A Rodoviária do Plano Piloto está mais colorida. É que os 23 canteiros que existiam no local foram todos recuperados. Desde 17 de maio, quem passa por lá pode contemplar a beleza de dracenas, vincas, irisinas e agapantos, entre outras espécies. A área verde de 1.035 m² recebeu, pelas mãos da Novacap, 8 mil mudas de flores e 515 m² de grama.

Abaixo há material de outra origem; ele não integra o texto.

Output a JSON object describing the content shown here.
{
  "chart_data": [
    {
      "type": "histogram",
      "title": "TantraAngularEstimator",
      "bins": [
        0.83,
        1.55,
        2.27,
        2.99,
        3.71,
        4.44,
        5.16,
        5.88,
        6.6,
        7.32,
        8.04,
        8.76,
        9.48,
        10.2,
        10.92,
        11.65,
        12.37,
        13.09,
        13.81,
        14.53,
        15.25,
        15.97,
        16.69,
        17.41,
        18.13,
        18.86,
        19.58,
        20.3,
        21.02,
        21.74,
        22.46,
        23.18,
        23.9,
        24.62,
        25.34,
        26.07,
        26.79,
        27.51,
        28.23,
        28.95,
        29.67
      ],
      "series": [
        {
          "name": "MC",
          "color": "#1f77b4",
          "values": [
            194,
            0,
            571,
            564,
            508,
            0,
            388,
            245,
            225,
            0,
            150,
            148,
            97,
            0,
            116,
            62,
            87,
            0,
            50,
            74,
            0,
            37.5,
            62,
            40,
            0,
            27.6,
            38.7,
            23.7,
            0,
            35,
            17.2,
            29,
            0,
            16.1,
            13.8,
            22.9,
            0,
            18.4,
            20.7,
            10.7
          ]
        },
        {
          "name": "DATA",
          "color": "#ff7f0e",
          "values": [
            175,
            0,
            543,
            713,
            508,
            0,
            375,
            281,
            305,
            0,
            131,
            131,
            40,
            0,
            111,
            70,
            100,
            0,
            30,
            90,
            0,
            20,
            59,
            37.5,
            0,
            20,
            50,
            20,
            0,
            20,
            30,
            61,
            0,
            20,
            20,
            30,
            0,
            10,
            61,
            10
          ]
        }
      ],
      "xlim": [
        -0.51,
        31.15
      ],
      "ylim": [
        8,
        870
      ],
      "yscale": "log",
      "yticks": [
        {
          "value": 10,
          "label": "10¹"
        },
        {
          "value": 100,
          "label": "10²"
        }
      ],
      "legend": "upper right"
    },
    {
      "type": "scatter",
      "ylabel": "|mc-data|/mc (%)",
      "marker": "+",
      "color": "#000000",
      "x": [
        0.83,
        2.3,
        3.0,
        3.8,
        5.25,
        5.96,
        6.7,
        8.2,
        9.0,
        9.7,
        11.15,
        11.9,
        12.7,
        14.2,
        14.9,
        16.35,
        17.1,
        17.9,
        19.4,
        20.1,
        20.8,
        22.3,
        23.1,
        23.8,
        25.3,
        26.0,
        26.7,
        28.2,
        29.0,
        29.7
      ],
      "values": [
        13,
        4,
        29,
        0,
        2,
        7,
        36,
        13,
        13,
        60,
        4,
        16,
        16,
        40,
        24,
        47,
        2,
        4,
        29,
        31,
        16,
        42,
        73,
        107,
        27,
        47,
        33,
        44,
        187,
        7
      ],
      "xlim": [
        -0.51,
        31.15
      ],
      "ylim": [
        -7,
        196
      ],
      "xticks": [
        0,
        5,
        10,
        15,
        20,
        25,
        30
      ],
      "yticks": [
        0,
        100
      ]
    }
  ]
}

Recuperação dos canteiros demandou um mês de trabalho das equipes do Departamento de Parques e Jardins da Novacap | Foto: Paulo H. Carvalho/Agência Brasília

‌Além de embelezar, o plantio dos canteiros deixa o ambiente menos estressante para os mais de 650 mil frequentadores diários do local. O administrador da Rodoviária do Plano Piloto, Josué Martins, afirma que tornar o visual do espaço mais harmônico foi uma determinação direta do governador Ibaneis Rocha.

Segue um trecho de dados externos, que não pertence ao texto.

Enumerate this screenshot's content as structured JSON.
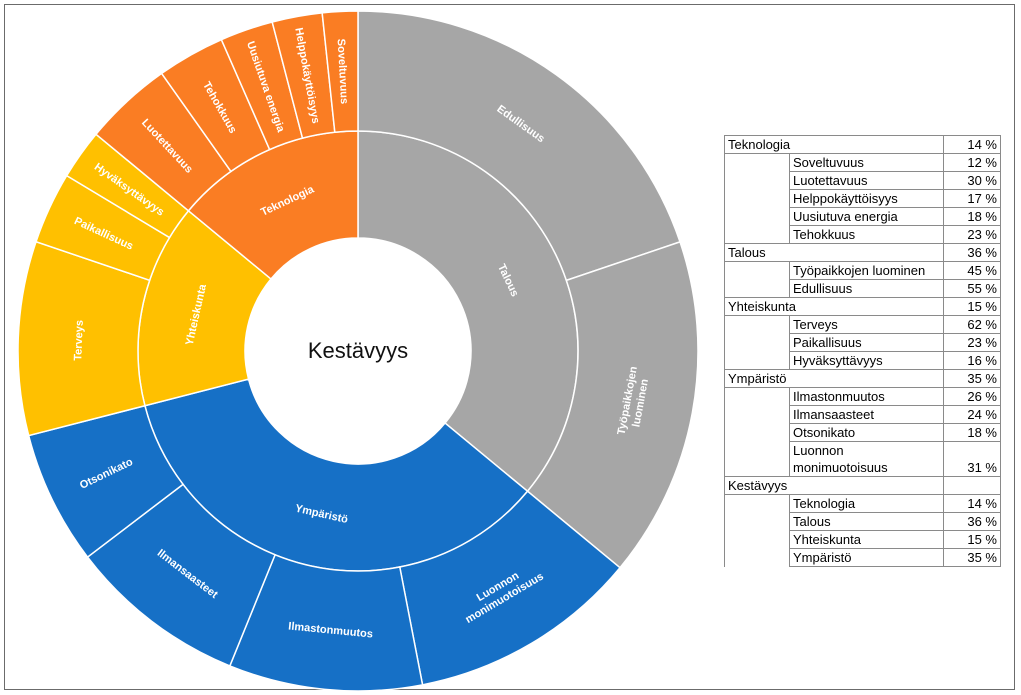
{
  "chart_data": {
    "type": "sunburst",
    "title": "Kestävyys",
    "categories": [
      {
        "name": "Talous",
        "value": 36,
        "color": "#A6A6A6",
        "children": [
          {
            "name": "Edullisuus",
            "value": 55
          },
          {
            "name": "Työpaikkojen luominen",
            "value": 45
          }
        ]
      },
      {
        "name": "Ympäristö",
        "value": 35,
        "color": "#1670C6",
        "children": [
          {
            "name": "Luonnon monimuotoisuus",
            "value": 31
          },
          {
            "name": "Ilmastonmuutos",
            "value": 26
          },
          {
            "name": "Ilmansaasteet",
            "value": 24
          },
          {
            "name": "Otsonikato",
            "value": 18
          }
        ]
      },
      {
        "name": "Yhteiskunta",
        "value": 15,
        "color": "#FFC000",
        "children": [
          {
            "name": "Terveys",
            "value": 62
          },
          {
            "name": "Paikallisuus",
            "value": 23
          },
          {
            "name": "Hyväksyttävyys",
            "value": 16
          }
        ]
      },
      {
        "name": "Teknologia",
        "value": 14,
        "color": "#FA7D23",
        "children": [
          {
            "name": "Luotettavuus",
            "value": 30
          },
          {
            "name": "Tehokkuus",
            "value": 23
          },
          {
            "name": "Uusiutuva energia",
            "value": 18
          },
          {
            "name": "Helppokäyttöisyys",
            "value": 17
          },
          {
            "name": "Soveltuvuus",
            "value": 12
          }
        ]
      }
    ]
  },
  "table": {
    "groups": [
      {
        "name": "Teknologia",
        "pct": "14 %",
        "rows": [
          {
            "name": "Soveltuvuus",
            "pct": "12 %"
          },
          {
            "name": "Luotettavuus",
            "pct": "30 %"
          },
          {
            "name": "Helppokäyttöisyys",
            "pct": "17 %"
          },
          {
            "name": "Uusiutuva energia",
            "pct": "18 %"
          },
          {
            "name": "Tehokkuus",
            "pct": "23 %"
          }
        ]
      },
      {
        "name": "Talous",
        "pct": "36 %",
        "rows": [
          {
            "name": "Työpaikkojen luominen",
            "pct": "45 %"
          },
          {
            "name": "Edullisuus",
            "pct": "55 %"
          }
        ]
      },
      {
        "name": "Yhteiskunta",
        "pct": "15 %",
        "rows": [
          {
            "name": "Terveys",
            "pct": "62 %"
          },
          {
            "name": "Paikallisuus",
            "pct": "23 %"
          },
          {
            "name": "Hyväksyttävyys",
            "pct": "16 %"
          }
        ]
      },
      {
        "name": "Ympäristö",
        "pct": "35 %",
        "rows": [
          {
            "name": "Ilmastonmuutos",
            "pct": "26 %"
          },
          {
            "name": "Ilmansaasteet",
            "pct": "24 %"
          },
          {
            "name": "Otsonikato",
            "pct": "18 %"
          },
          {
            "name": "Luonnon monimuotoisuus",
            "pct": "31 %"
          }
        ]
      },
      {
        "name": "Kestävyys",
        "pct": "",
        "rows": [
          {
            "name": "Teknologia",
            "pct": "14 %"
          },
          {
            "name": "Talous",
            "pct": "36 %"
          },
          {
            "name": "Yhteiskunta",
            "pct": "15 %"
          },
          {
            "name": "Ympäristö",
            "pct": "35 %"
          }
        ]
      }
    ]
  }
}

‌“Também estamos pintando a rodoviária, recuperando os banheiros e melhorando a iluminação”, relata o gestor. “O ganho com todos esses cuidados não é apenas dos usuários do local. Nós, servidores, e outros 6.800 trabalhadores fixos que atuam na rodoviária também somos beneficiados.”

Trabalho minucioso

Amanda dos Santos lembra a necessidade de preservar as áreas verdes

‌De acordo com o chefe do Departamento de Parques e Jardins da Novacap, Raimundo Oliveira, a recuperação dos canteiros levou um mês para ser concluída. “Começamos os serviços em 17 de abril, com a ajuda de 25 servidores, e, depois de 30 dias, entregamos todos os canteiros das áreas adjacentes à rodoviária recuperados”, conta.

‌Quem passa por lá todos os dias tem aprovado o novo colorido. É o caso do vendedor João Vitor Pires, 41, que sempre aprecia as flores da rodoviária. “Ficou bonito, né?”, comenta “Fora que combina com Brasília, uma cidade que tem canteiros verdes para todos os lados”, observa. “Agora o pessoal tem que zelar pelas plantas”.

‌A preservação das áreas verdes é a grande preocupação da panfleteira Amanda dos Santos, 18. “Para que todos possam curtir os canteiros, as pessoas não podem jogar lixo nem arrancar as flores”, ensina. “Se cuidarmos direitinho, todo mundo vai poder começar e terminar o dia com mais alegria”.